Trotzalledem finde ich es schon etwas merkwürdig u bedenklich...

Schriftlich solltest du dir das schon geben lassen..dennoch besteht, finde ich, immer die Gefahr das die KM behauptet das Geld nicht erhalten zu haben, weil es eben auf ein Konto geht auf das sie selber kein Zugriff haben wird..u dir könnte man evtl. vorhalten das du das hättest wissen müssen u dich schlußendlich zur Nachzahlung auffordern..(kleine Gedenkenspinnerei, aber ist eben einfach etwas merkwürdig) .. solltest dich daher absichern..

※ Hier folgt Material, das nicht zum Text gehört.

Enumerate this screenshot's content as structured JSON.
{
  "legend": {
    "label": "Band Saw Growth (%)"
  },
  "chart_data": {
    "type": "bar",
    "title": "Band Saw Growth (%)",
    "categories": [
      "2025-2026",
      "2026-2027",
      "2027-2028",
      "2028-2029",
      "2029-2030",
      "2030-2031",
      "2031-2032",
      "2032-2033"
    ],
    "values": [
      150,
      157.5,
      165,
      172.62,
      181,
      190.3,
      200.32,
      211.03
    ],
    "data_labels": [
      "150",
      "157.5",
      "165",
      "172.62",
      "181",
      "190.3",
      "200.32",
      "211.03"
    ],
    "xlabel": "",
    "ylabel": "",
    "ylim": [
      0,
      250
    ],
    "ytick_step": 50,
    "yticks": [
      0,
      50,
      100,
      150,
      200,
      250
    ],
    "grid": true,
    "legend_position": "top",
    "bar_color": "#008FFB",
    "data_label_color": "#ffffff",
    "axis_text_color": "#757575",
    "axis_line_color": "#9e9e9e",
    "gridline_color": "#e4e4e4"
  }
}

Aber vielleicht auch mit der KM das Gespräch suchen um zu klären warum das mitmal so sein soll...

Sollte sie allerdings z.B. Bezieherin von ALG2 Leistungen sein, könnte man sich schon auch vorstellen was dort laufen soll..
Und spätestens dann könnte es irgenwann passieren das die ARGE auf dich Zutritt u dich auffordert KU zu leisten..weil der eigentlich gezahlte KU an der ARGE vorbei geführt wurde..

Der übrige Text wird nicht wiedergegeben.